Jörg Steinleitner ist Autor, Jurist und Bürgermeister. In Zorneding tritt er zu seiner "Gummistiefelyoga"-Komödie auf. Gespräch über seine bäuerliche Herkunft.

Interview von Michaela Pelz, Zorneding

Jörg Steinleitner kennt man nicht nur als Anwalt, Autor, Journalist und Krimikabarettist, sondern seit 2020 auch als Bürgermeister der Gemeinde Riegsee mit den Ortsteilen Aidling und Hagen. Unter dem Pseudonym Felix Tanner wiederum hat er die Sommerkomödie "Gummistiefelyoga" verfasst: Eine sympathische Witwe will die Übernahme ihres Hofes durch einen Großgrundbesitzer verhindern, indem sie gestressten Städtern ein besonderes Angebot macht. Wie die darauf basierende, "heiter-szenische Wellness-Lesung mit Musik" am Donnerstag, 21. Oktober, in Zorneding aussehen wird, was das Buch mit der Realität zu tun hat und warum er seinen Job als Ortsoberhaupt liebt, verrät Steinleitner im Interview.

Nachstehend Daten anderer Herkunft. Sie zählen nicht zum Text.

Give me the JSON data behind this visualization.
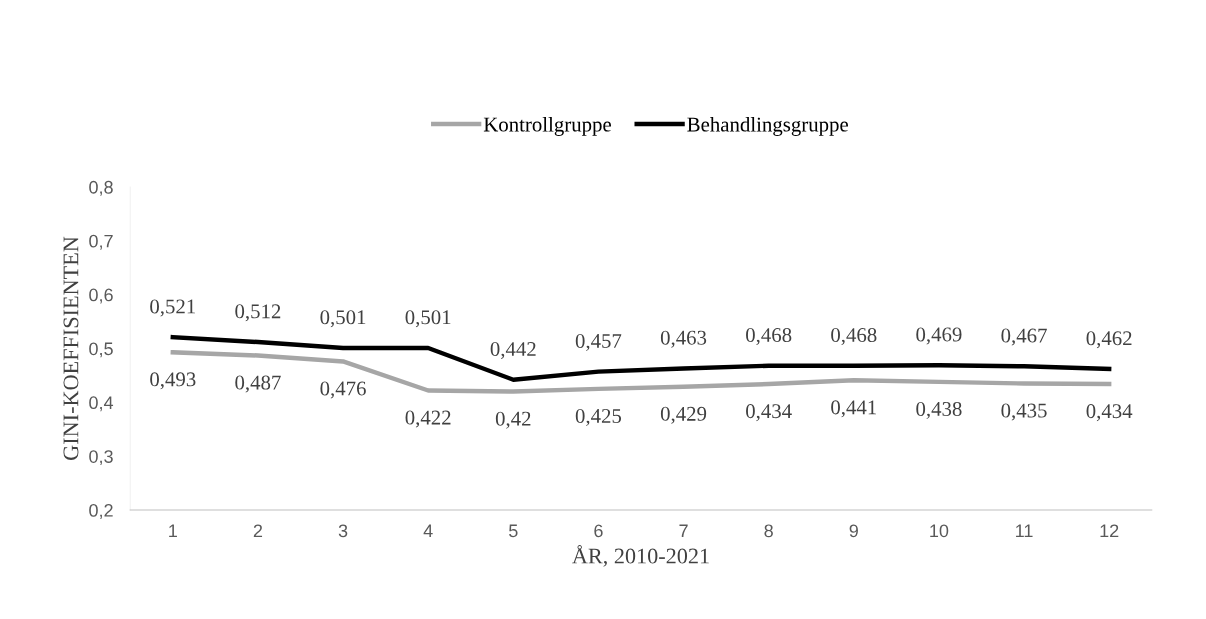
{
  "chart_data": {
    "type": "line",
    "xlabel": "ÅR, 2010-2021",
    "ylabel": "GINI-KOEFFISIENTEN",
    "categories": [
      "1",
      "2",
      "3",
      "4",
      "5",
      "6",
      "7",
      "8",
      "9",
      "10",
      "11",
      "12"
    ],
    "series": [
      {
        "name": "Kontrollgruppe",
        "color": "#a6a6a6",
        "values": [
          0.493,
          0.487,
          0.476,
          0.422,
          0.42,
          0.425,
          0.429,
          0.434,
          0.441,
          0.438,
          0.435,
          0.434
        ],
        "value_labels": [
          "0,493",
          "0,487",
          "0,476",
          "0,422",
          "0,42",
          "0,425",
          "0,429",
          "0,434",
          "0,441",
          "0,438",
          "0,435",
          "0,434"
        ]
      },
      {
        "name": "Behandlingsgruppe",
        "color": "#000000",
        "values": [
          0.521,
          0.512,
          0.501,
          0.501,
          0.442,
          0.457,
          0.463,
          0.468,
          0.468,
          0.469,
          0.467,
          0.462
        ],
        "value_labels": [
          "0,521",
          "0,512",
          "0,501",
          "0,501",
          "0,442",
          "0,457",
          "0,463",
          "0,468",
          "0,468",
          "0,469",
          "0,467",
          "0,462"
        ]
      }
    ],
    "ylim": [
      0.2,
      0.8
    ],
    "yticks": [
      {
        "value": 0.2,
        "label": "0,2"
      },
      {
        "value": 0.3,
        "label": "0,3"
      },
      {
        "value": 0.4,
        "label": "0,4"
      },
      {
        "value": 0.5,
        "label": "0,5"
      },
      {
        "value": 0.6,
        "label": "0,6"
      },
      {
        "value": 0.7,
        "label": "0,7"
      },
      {
        "value": 0.8,
        "label": "0,8"
      }
    ],
    "legend": "top",
    "grid": false,
    "marker": "none",
    "line_style": "solid"
  }
}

SZ: Wie fühlt man sich als Chef von 1228 Bürgerinnen und Bürgern?

Jörg Steinleitner: Wie irgendwas zwischen Hausmeister und Pfarrer. Ab morgens um sieben muss ich mich entweder mit praktischen, technischen Schwierigkeiten befassen, oder ich bin seelische Auffangstation für Nachbarschaftskonflikte oder private Probleme.

Ein ziemlich intensives Pensum...

Ich habe noch nie so viel gearbeitet wie in den vergangenen anderthalb Jahren. Je nach Anzahl der Termine sind es zwischen 20 und 40 Wochenstunden.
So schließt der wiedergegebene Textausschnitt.